Configuring PyCPT for SubX

We will use the CFSv2, GEFSv12 and FIM SubX models to build a subseasonal MME.

As in the seasonal case, the application of MOS to subsesasonal forecasts using PyCPT requires the choice of:

  • Choose SubX model & observed dataset

  • Select MOS methodology

  • Select predictor & predictand and spatial domains

  • Forecast date and training season

  • Select Forecast lead intervals

First choose a case name for your experiment, a working directory, and specify the CPT root directory.

SubX model & observed dataset

Predictor

Precipitation from the ECMWF, NCEP-CFSv2, EMC-GEFSv12, ECCC-GEPS6 and ESRL-FIM are ready for use.

Spatial resolution: The SubX data is available on a 1-degree grid, while the S2S data is 1.5-degree. Note that the native model resolutions are often finer than these.

The CFSv2 is available in both S2S and SubX formats.

########Model (choose between ECMWF, CFSv2, GEFS, CFSv2_SubX, GEPS6) 
model='CFSv2_SubX'

Predictand

Precipitation from CHIRPS in the primary precipitation dataset ready for use. Several others can also be chosen (TRMM, CPC, IMD1deg, IMDp25deg). Temperature will be added shortly. Rainfall frequency is not yet available in the subseasonal version.

CHIRPS is regridded to a 0.5-degree grid for use with PyCPT.

########Obs (choose between CHIRPS, TRMM, CPC, IMD1deg, IMDp25deg)
obs='CHIRPS'

Choice of MOS Method

Canonical Correlation Analysis (CCA), Principal Componentes Regression (PCR), and the no-MOS option can all be used for the subseasonal models. Extended Logistic Regression (ELR) (applied gridpoint-by-gridpoint) is under development.

CCA is currently recommended as the default choice.
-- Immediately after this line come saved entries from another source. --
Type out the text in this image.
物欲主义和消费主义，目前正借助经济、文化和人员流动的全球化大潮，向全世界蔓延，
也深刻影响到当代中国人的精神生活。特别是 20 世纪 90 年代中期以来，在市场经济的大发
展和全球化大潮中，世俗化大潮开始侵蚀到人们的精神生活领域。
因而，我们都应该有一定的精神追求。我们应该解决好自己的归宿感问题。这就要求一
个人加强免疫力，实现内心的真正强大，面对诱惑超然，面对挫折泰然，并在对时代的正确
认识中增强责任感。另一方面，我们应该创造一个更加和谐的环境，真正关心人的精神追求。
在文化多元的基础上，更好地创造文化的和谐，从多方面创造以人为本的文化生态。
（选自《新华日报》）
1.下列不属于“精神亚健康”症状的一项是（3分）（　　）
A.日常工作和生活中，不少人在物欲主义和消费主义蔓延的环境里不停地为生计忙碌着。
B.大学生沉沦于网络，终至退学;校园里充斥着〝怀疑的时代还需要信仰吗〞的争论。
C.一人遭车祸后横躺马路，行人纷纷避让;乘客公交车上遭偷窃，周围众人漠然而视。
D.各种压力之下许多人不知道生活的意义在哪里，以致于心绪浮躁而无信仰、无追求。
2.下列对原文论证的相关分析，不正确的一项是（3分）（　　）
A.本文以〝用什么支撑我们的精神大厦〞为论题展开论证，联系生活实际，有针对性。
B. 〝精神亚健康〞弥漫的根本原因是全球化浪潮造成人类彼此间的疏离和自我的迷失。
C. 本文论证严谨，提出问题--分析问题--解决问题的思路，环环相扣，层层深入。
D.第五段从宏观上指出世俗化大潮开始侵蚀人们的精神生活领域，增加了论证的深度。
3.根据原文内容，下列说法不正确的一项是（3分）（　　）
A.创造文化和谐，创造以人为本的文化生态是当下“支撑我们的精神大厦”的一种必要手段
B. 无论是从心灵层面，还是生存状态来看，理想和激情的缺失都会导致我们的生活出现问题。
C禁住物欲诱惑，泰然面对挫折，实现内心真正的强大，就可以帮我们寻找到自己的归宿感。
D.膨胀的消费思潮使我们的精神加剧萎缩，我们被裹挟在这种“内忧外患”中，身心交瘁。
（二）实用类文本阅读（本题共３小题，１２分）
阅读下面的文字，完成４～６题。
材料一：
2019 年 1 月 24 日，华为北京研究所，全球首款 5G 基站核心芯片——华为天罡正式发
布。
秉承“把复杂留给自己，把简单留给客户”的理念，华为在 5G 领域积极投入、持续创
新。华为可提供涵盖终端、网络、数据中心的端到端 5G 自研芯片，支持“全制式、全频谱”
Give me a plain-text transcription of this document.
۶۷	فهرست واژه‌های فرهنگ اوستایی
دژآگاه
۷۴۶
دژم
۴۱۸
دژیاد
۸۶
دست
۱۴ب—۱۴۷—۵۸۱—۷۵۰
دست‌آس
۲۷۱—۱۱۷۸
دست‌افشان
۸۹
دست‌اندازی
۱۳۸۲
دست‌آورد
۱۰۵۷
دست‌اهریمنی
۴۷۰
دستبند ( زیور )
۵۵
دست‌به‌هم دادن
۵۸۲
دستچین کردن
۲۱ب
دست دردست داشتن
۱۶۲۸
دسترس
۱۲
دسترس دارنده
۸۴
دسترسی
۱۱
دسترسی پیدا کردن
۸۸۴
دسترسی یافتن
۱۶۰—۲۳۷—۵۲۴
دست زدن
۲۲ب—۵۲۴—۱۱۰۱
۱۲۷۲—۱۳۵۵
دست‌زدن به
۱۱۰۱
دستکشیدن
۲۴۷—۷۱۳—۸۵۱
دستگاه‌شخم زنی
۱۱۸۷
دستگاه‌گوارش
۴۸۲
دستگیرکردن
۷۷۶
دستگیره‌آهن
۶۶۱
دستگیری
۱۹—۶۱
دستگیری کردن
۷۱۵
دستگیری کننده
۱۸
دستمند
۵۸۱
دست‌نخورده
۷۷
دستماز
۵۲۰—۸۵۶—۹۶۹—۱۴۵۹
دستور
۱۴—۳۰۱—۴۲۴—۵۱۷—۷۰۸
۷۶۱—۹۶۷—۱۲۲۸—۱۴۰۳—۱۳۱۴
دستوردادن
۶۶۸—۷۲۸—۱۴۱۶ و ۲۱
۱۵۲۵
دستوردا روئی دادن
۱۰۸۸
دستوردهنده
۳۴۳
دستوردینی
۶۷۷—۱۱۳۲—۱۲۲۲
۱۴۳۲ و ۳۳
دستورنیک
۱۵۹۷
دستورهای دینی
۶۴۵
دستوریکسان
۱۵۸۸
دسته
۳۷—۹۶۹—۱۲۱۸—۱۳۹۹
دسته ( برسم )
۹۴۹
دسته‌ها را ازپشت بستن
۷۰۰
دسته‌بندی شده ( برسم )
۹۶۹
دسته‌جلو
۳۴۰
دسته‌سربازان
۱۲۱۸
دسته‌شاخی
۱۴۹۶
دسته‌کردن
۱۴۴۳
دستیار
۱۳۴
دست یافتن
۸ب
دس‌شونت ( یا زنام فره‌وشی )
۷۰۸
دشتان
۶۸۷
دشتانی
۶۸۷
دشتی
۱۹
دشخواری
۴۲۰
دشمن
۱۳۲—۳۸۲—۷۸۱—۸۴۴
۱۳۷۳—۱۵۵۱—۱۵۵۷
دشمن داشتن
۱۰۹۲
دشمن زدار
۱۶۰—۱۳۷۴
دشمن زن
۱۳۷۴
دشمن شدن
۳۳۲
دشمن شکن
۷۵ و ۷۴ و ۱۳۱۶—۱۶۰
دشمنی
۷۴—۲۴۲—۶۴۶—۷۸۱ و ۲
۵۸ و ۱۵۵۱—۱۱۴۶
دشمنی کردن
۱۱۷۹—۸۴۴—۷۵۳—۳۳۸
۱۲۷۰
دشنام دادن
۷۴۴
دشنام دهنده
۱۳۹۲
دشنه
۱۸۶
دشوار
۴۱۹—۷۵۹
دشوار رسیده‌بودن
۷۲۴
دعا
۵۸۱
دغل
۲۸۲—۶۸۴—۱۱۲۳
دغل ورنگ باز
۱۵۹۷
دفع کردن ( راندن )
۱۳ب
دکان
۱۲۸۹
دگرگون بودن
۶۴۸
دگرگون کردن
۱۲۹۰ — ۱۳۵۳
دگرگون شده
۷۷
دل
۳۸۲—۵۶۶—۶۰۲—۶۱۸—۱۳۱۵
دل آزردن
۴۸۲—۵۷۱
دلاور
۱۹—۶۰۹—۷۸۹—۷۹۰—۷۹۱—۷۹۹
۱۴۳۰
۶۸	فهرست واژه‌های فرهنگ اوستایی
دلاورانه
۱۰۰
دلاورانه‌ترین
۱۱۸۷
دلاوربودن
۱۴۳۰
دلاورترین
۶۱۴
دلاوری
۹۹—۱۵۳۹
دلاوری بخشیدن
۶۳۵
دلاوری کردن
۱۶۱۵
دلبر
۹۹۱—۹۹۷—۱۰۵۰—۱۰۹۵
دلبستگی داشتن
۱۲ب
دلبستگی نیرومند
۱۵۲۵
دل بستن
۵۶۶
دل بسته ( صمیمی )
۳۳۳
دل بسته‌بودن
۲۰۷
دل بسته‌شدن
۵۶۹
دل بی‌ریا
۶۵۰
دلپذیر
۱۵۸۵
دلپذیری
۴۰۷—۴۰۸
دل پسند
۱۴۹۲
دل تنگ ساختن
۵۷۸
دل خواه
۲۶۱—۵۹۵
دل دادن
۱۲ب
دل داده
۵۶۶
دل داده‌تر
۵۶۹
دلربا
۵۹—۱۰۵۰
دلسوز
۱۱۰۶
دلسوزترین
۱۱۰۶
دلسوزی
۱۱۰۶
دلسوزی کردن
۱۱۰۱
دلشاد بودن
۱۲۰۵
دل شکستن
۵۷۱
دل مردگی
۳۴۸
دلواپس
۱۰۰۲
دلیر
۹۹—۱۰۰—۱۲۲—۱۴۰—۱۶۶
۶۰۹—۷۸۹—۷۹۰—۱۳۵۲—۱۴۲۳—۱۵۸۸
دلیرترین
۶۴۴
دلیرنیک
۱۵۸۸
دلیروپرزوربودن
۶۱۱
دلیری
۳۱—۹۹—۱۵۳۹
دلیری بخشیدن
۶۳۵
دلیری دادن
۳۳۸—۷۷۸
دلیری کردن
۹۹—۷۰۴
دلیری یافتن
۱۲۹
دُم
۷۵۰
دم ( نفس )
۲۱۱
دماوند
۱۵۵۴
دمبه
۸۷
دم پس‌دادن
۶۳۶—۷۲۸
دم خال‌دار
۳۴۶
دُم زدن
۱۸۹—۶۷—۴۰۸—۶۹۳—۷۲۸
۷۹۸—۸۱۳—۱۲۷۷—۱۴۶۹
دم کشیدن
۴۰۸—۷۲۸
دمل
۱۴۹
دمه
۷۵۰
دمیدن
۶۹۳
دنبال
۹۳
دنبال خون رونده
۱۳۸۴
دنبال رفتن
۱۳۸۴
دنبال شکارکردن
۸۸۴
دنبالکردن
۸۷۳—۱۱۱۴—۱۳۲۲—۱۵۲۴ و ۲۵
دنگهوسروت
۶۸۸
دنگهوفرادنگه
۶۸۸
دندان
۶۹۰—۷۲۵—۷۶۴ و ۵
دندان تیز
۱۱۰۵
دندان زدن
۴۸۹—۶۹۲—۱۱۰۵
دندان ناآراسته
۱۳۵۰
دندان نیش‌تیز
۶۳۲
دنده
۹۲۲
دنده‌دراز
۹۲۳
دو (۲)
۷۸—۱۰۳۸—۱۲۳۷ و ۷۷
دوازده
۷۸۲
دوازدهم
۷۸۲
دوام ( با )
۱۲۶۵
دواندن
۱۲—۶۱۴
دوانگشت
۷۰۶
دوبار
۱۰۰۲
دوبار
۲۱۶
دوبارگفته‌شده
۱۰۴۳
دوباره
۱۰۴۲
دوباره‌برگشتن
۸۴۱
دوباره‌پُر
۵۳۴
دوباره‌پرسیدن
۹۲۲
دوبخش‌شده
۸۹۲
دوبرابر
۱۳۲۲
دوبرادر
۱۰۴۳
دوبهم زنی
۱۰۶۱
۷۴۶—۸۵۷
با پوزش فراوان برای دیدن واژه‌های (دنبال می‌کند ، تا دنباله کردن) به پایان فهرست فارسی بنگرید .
########MOS method (choose between None, PCR, CCA and ELR)
MOS='CCA'

Forecast date and training season length

Because subseasonal forecasts are initialized every week—many times within each season—the training sample of hindcasts can be increased by selecting multiple start times each year, provided these fall within a climatologically homogeneous season (e.g., a monsoon season). For example, weekly starts over a 3-month season yields ~12 hindcast samples per year, resulting in a total of 12x20=240 hindcasts for a 20-year set of hindcasts. This is a much larger training sample than in seasonal applications where only one 3-month sample per hindcast year is used, and the number of hindcasts is 40 or less.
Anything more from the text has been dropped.